Le désir de se mettre en danger ou en scène fat partie d’une création de son identité et d’un dépassement de soi. A 17 ans les adolescents Masaï vont lutter contre un lion avec une simple lance : rite de passage de l’enfance à l’adulte. Ici, sur Facebook, on trouve certainement un même élan à se surpasser, mais l’enjeu est nettement moins grandiose. Se jeter dans l’eau vous fait éventuellement gagner un repas au restaurant, pas une considération sociale ni un diplôme de survie. A moins d’en mourir, les héros sont petits bras. Mais bon, c’est parfois par le petit qu’on apprend le grand.

Si le désir de dépassement et le besoin de prouver socialement sa valeur sont très humains, rien n’empêche de répondre à des défis avec un minimum de réflexion. Si l’on me mettait au défi de courir un marathon, je déclinerais l’invitation. Je ne tenterais même pas de m’entraîner. Ce n’est ni dans mes ambitions ni dans mes capacités. Pas cap pour ça.

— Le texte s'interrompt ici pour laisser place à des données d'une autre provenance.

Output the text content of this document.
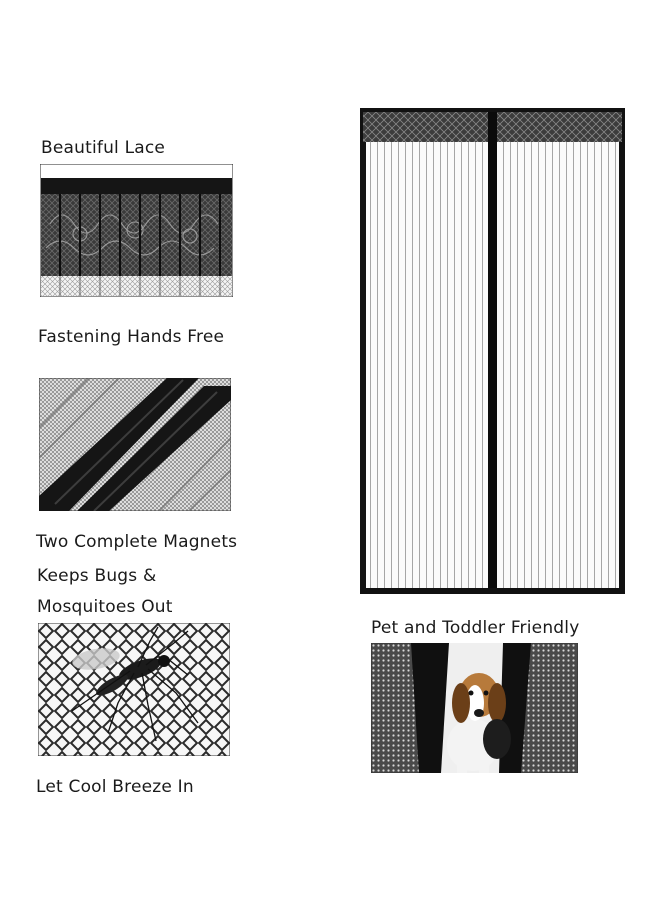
Beautiful Lace
Fastening Hands Free
Two Complete Magnets
Keeps Bugs &
Mosquitoes Out
Let Cool Breeze In
Pet and Toddler Friendly
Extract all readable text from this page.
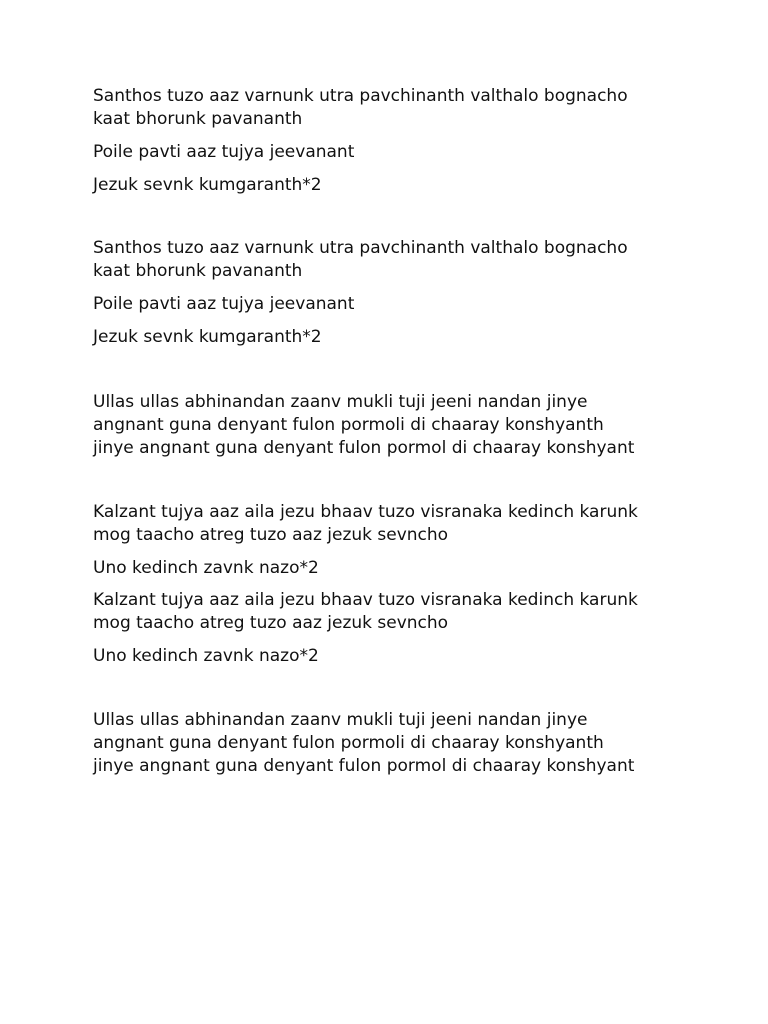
Santhos tuzo aaz varnunk utra pavchinanth valthalo bognacho

kaat bhorunk pavananth

Poile pavti aaz tujya jeevanant

Jezuk sevnk kumgaranth*2

Santhos tuzo aaz varnunk utra pavchinanth valthalo bognacho

kaat bhorunk pavananth

Poile pavti aaz tujya jeevanant

Jezuk sevnk kumgaranth*2

Ullas ullas abhinandan zaanv mukli tuji jeeni nandan jinye

angnant guna denyant fulon pormoli di chaaray konshyanth

jinye angnant guna denyant fulon pormol di chaaray konshyant

Kalzant tujya aaz aila jezu bhaav tuzo visranaka kedinch karunk

mog taacho atreg tuzo aaz jezuk sevncho

Uno kedinch zavnk nazo*2

Kalzant tujya aaz aila jezu bhaav tuzo visranaka kedinch karunk

mog taacho atreg tuzo aaz jezuk sevncho

Uno kedinch zavnk nazo*2

Ullas ullas abhinandan zaanv mukli tuji jeeni nandan jinye

angnant guna denyant fulon pormoli di chaaray konshyanth

jinye angnant guna denyant fulon pormol di chaaray konshyant
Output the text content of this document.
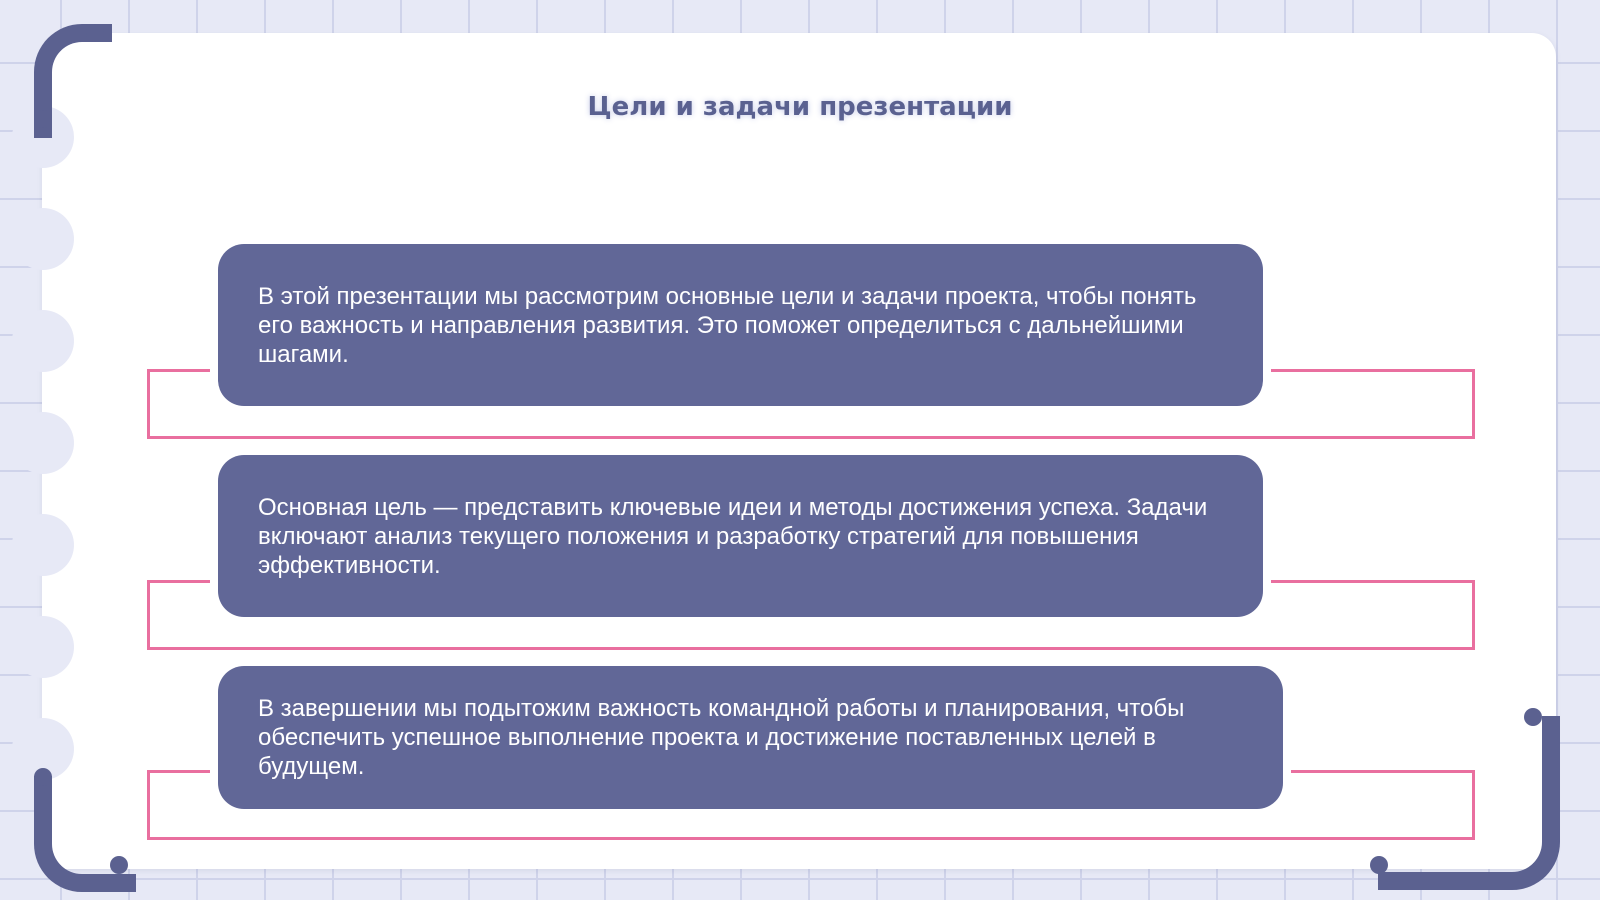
Цели и задачи презентации
В этой презентации мы рассмотрим основные цели и задачи проекта, чтобы понять его важность и направления развития. Это поможет определиться с дальнейшими шагами.
Основная цель — представить ключевые идеи и методы достижения успеха. Задачи включают анализ текущего положения и разработку стратегий для повышения эффективности.
В завершении мы подытожим важность командной работы и планирования, чтобы обеспечить успешное выполнение проекта и достижение поставленных целей в будущем.
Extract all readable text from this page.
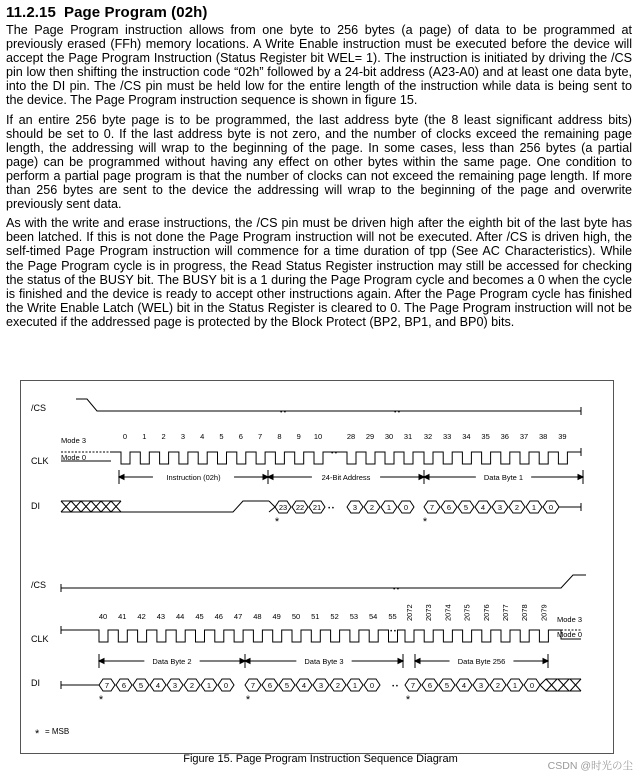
11.2.15 Page Program (02h)

The Page Program instruction allows from one byte to 256 bytes (a page) of data to be programmed at previously erased (FFh) memory locations. A Write Enable instruction must be executed before the device will accept the Page Program Instruction (Status Register bit WEL= 1). The instruction is initiated by driving the /CS pin low then shifting the instruction code “02h” followed by a 24-bit address (A23-A0) and at least one data byte, into the DI pin. The /CS pin must be held low for the entire length of the instruction while data is being sent to the device. The Page Program instruction sequence is shown in figure 15.

If an entire 256 byte page is to be programmed, the last address byte (the 8 least significant address bits) should be set to 0. If the last address byte is not zero, and the number of clocks exceed the remaining page length, the addressing will wrap to the beginning of the page. In some cases, less than 256 bytes (a partial page) can be programmed without having any effect on other bytes within the same page. One condition to perform a partial page program is that the number of clocks can not exceed the remaining page length. If more than 256 bytes are sent to the device the addressing will wrap to the beginning of the page and overwrite previously sent data.

As with the write and erase instructions, the /CS pin must be driven high after the eighth bit of the last byte has been latched. If this is not done the Page Program instruction will not be executed. After /CS is driven high, the self-timed Page Program instruction will commence for a time duration of tpp (See AC Characteristics). While the Page Program cycle is in progress, the Read Status Register instruction may still be accessed for checking the status of the BUSY bit. The BUSY bit is a 1 during the Page Program cycle and becomes a 0 when the cycle is finished and the device is ready to accept other instructions again. After the Page Program cycle has finished the Write Enable Latch (WEL) bit in the Status Register is cleared to 0. The Page Program instruction will not be executed if the addressed page is protected by the Block Protect (BP2, BP1, and BP0) bits.

/CS
CLK
DI
/CS
CLK
DI
• •	• •
Mode 3
Mode 0
0 1 2 3 4 5 6 7 8 9 10	28 29 30 31 32 33 34 35 36 37 38 39
• •
Instruction (02h)	24-Bit Address	Data Byte 1
23 22 21 • •	3 2 1 0	7 6 5 4 3 2 1 0
*	*
• •
• •
40 41 42 43 44 45 46 47 48 49 50 51 52 53 54 55 2072 2073 2074 2075 2076 2077 2078 2079 Mode 3
Mode 0
Data Byte 2	Data Byte 3	Data Byte 256
7 6 5 4 3 2 1 0	7 6 5 4 3 2 1 0	• • 7 6 5 4 3 2 1 0
*	*	*
* = MSB
Figure 15. Page Program Instruction Sequence Diagram
CSDN @时光の尘
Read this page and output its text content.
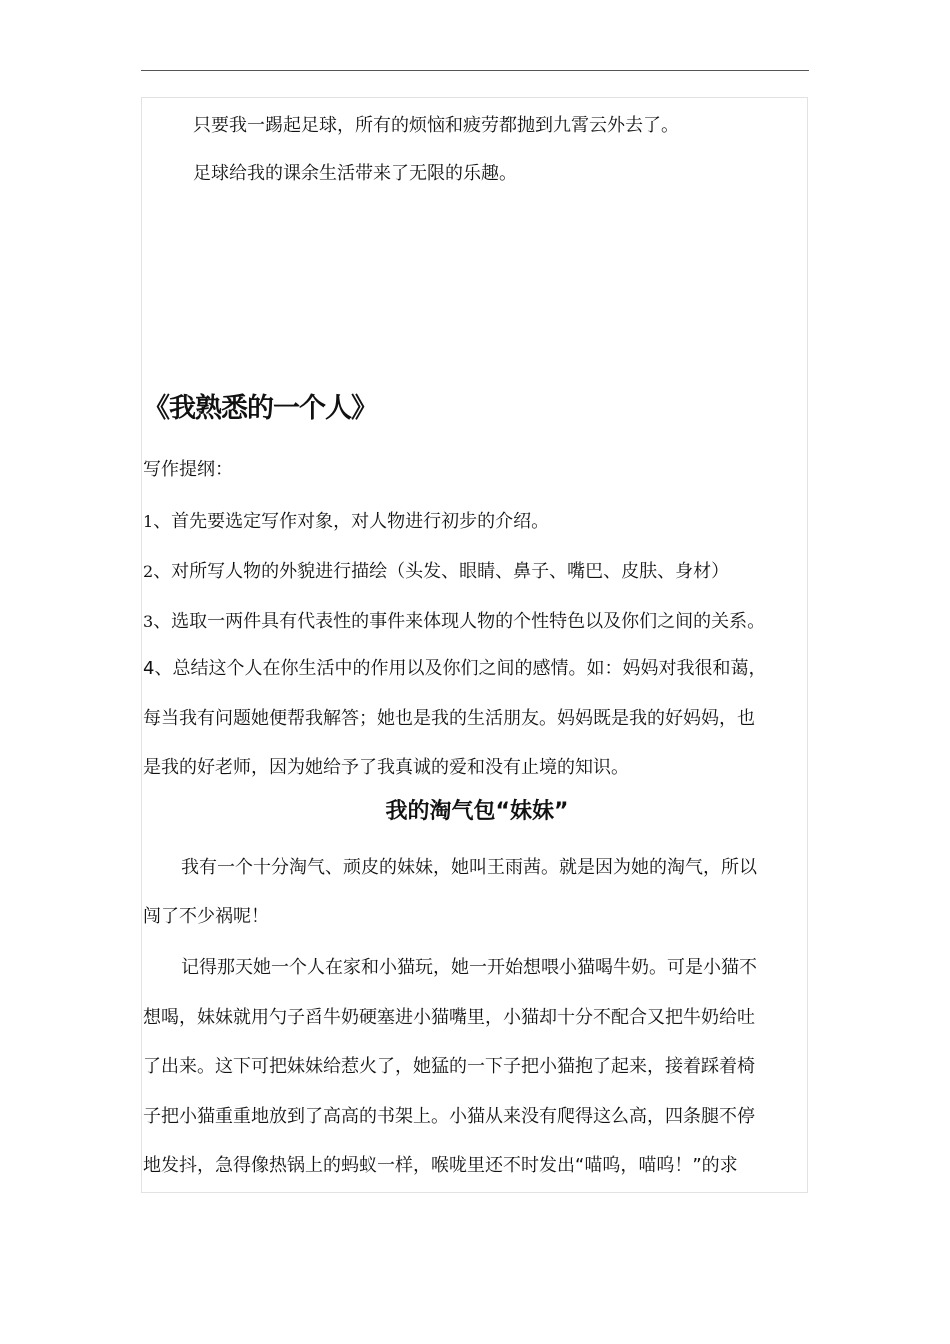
只要我一踢起足球，所有的烦恼和疲劳都抛到九霄云外去了。
足球给我的课余生活带来了无限的乐趣。
《我熟悉的一个人》
写作提纲：
1、首先要选定写作对象，对人物进行初步的介绍。
2、对所写人物的外貌进行描绘（头发、眼睛、鼻子、嘴巴、皮肤、身材）
3、选取一两件具有代表性的事件来体现人物的个性特色以及你们之间的关系。
4、总结这个人在你生活中的作用以及你们之间的感情。如：妈妈对我很和蔼，
每当我有问题她便帮我解答；她也是我的生活朋友。妈妈既是我的好妈妈，也
是我的好老师，因为她给予了我真诚的爱和没有止境的知识。
我的淘气包“妹妹”
我有一个十分淘气、顽皮的妹妹，她叫王雨茜。就是因为她的淘气，所以
闯了不少祸呢！
记得那天她一个人在家和小猫玩，她一开始想喂小猫喝牛奶。可是小猫不
想喝，妹妹就用勺子舀牛奶硬塞进小猫嘴里，小猫却十分不配合又把牛奶给吐
了出来。这下可把妹妹给惹火了，她猛的一下子把小猫抱了起来，接着踩着椅
子把小猫重重地放到了高高的书架上。小猫从来没有爬得这么高，四条腿不停
地发抖，急得像热锅上的蚂蚁一样，喉咙里还不时发出“喵呜，喵呜！”的求
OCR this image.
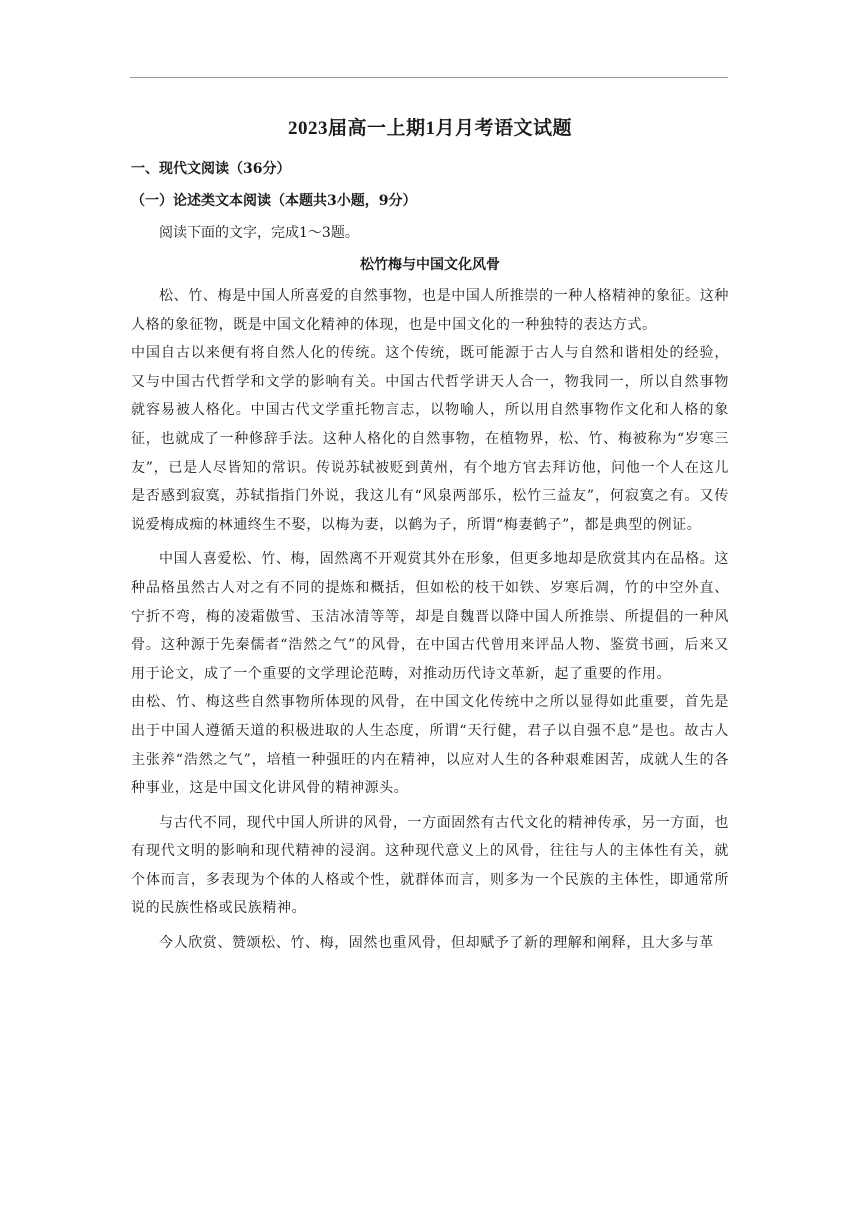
2023届高一上期1月月考语文试题
一、现代文阅读（36分）
（一）论述类文本阅读（本题共3小题，9分）
阅读下面的文字，完成1～3题。
松竹梅与中国文化风骨

松、竹、梅是中国人所喜爱的自然事物，也是中国人所推崇的一种人格精神的象征。这种人格的象征物，既是中国文化精神的体现，也是中国文化的一种独特的表达方式。

中国自古以来便有将自然人化的传统。这个传统，既可能源于古人与自然和谐相处的经验，又与中国古代哲学和文学的影响有关。中国古代哲学讲天人合一，物我同一，所以自然事物就容易被人格化。中国古代文学重托物言志，以物喻人，所以用自然事物作文化和人格的象征，也就成了一种修辞手法。这种人格化的自然事物，在植物界，松、竹、梅被称为“岁寒三友”，已是人尽皆知的常识。传说苏轼被贬到黄州，有个地方官去拜访他，问他一个人在这儿是否感到寂寞，苏轼指指门外说，我这儿有“风泉两部乐，松竹三益友”，何寂寞之有。又传说爱梅成痴的林逋终生不娶，以梅为妻，以鹤为子，所谓“梅妻鹤子”，都是典型的例证。

中国人喜爱松、竹、梅，固然离不开观赏其外在形象，但更多地却是欣赏其内在品格。这种品格虽然古人对之有不同的提炼和概括，但如松的枝干如铁、岁寒后凋，竹的中空外直、宁折不弯，梅的凌霜傲雪、玉洁冰清等等，却是自魏晋以降中国人所推崇、所提倡的一种风骨。这种源于先秦儒者“浩然之气”的风骨，在中国古代曾用来评品人物、鉴赏书画，后来又用于论文，成了一个重要的文学理论范畴，对推动历代诗文革新，起了重要的作用。

由松、竹、梅这些自然事物所体现的风骨，在中国文化传统中之所以显得如此重要，首先是出于中国人遵循天道的积极进取的人生态度，所谓“天行健，君子以自强不息”是也。故古人主张养“浩然之气”，培植一种强旺的内在精神，以应对人生的各种艰难困苦，成就人生的各种事业，这是中国文化讲风骨的精神源头。

与古代不同，现代中国人所讲的风骨，一方面固然有古代文化的精神传承，另一方面，也有现代文明的影响和现代精神的浸润。这种现代意义上的风骨，往往与人的主体性有关，就个体而言，多表现为个体的人格或个性，就群体而言，则多为一个民族的主体性，即通常所说的民族性格或民族精神。

今人欣赏、赞颂松、竹、梅，固然也重风骨，但却赋予了新的理解和阐释，且大多与革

Dans ce défi Facebook, le fait de nommer trois autres personnes doit être considéré comme un voeu, pas comme une contrainte. Car non, nous ne sommes « pas cap » de tout. Et il n’y a aucune honte à cela. Nous n’avons pas plus l’obligation de payer le resto si nous ne remplissions pas le défi. L’injonction nominative n’a aucune valeur si nous n’en avons pas décidé par nous-même. Nous restons libres de choisir le domaine que nous estimons assez important pour mettre notre vie en danger.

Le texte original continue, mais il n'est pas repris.